DUBAI, todos tranquilos….falsa alarma.

El desarrollo de Dubai en los últimos años ha sido surrealista. El cielo era el límite, en el sentido más literal: los edificios más altos del planeta, las suites de hotel más caras, con helipuerto incluido, islas artificiales, los centros comerciales más grandes y pistas de esquí en las que uno puede sentirse como en los Alpes.
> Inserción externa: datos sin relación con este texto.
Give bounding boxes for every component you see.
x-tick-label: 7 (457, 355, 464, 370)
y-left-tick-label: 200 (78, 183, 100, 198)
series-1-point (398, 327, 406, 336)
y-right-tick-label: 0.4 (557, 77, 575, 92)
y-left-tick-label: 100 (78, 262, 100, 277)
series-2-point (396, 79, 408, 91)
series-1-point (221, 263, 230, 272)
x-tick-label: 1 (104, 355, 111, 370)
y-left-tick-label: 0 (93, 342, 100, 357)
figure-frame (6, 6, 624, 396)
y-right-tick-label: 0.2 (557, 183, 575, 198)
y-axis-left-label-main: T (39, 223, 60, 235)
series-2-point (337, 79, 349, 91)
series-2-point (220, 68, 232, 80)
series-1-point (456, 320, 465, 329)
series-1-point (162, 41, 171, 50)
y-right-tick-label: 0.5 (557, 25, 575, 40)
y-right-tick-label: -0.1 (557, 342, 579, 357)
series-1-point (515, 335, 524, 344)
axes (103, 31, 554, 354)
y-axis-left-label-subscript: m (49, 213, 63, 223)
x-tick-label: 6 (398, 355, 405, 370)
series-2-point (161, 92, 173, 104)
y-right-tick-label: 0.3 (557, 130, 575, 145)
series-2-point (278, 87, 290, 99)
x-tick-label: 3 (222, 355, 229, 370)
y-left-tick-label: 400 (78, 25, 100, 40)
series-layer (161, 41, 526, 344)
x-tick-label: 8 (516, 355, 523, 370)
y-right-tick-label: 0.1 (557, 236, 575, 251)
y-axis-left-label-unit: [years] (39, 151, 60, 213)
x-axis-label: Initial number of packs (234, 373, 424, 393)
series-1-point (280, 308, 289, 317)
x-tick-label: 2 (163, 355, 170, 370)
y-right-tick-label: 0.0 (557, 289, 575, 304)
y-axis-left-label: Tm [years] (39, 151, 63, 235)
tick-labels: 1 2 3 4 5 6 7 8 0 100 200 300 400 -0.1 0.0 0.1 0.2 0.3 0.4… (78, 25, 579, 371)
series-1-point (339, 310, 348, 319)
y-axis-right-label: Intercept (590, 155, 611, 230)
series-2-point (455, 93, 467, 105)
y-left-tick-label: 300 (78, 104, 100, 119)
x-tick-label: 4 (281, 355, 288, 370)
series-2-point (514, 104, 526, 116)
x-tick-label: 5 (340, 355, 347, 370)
Sólo que las temperaturas rozan los 50 grados y la humedad es del 100%. Se pueden alquilar los esquís y también la ropa, subir en el telesilla y bajar por la pista negra o roja. Sólo mirando arriba puede uno darse cuenta de que todo es artificial. El cielo ha sido sustituido por el techo del mall de los Emiratos. Como aquí todo se consigue con dinero, Dubái, uno de los siete Emiratos Árabes Unidos, también se conoce como Do buy, que en inglés significa compre. El pasado mes de noviembre, sin embargo, Dubai World, el mayor –que es de titularidad pública– congeló el pago de una deuda de 18.354 millones de euros. Además, miles de inmigrantes perdieron sus empleos en la construcción y cientos de urbanizaciones se llenaron de edificios fantasma. La deuda pública ascendió hasta superar los 60.000 millones de euros. Y es que casi el 80% de los habitantes de Dubái son inmigrantes extranjeros que trabajan en la construcción, servicios o finanzas y que no quieren problemas con el Gobierno y con la policía. En el vestíbulo de cada hotel hay al menos un agente de seguridad que, mientras se bebe una cerveza (el alcohol sólo se puede encontrar en los hoteles), controla todo lo que ocurre alrededor. Lo cierto es que los hoteles, los comercios, los restaurantes y muchos despachos están prácticamente llenos. El jeque Mohamed al Maktum, el mandatario de Dubái, que es también primer ministro de los Emiratos Árabes Unidos, afirma que su modelo de ciudad no es Las Vegas, sino la Córdoba española del siglo X en plena edad de oro musulmana de Al Ándalus, en el sur de España.
Entiende que el petróleo del golfo Pérsico prácticamente se agotará en poco más de 20 años. Por eso, está empeñado en convertir su territorio en un centro financiero internacional, con los servicios y edificios más sofisticados y basándose en las tecnologías más avanzadas, para atraer a millones de turistas de todo el mundo. El cemento utilizado en la torre Burj Jalifa, con más de 24.000 ventanas equivale al peso de 10.000 elefantes y el acero sería suficiente para construir un camino que cruzara un cuarto del planeta. De Dubái a Nueva York .Evidentemente que hay crisis en Dubai pero los proyectos no paran, el último, con un presupuestos de 95,4 millones de euros, es para dos torres de oficinas. La torre Burj Jalifa es la más alta del mundo. Tiene 169 pisos y 41 serán para el primer hotel Armani del mundo, nuestra impresión es que el sol aún brilla en Dubái. A pesar de las amenazadoras nubes financieras de este invierno y de las difíciles condiciones de los miles de obreros extranjeros que han levantado sus proyectos faraónicos, el hecho es que si se compara a Dubái con el resto del mundo árabe, el emirato ha logrado convertirse en una isla de paz y estabilidad.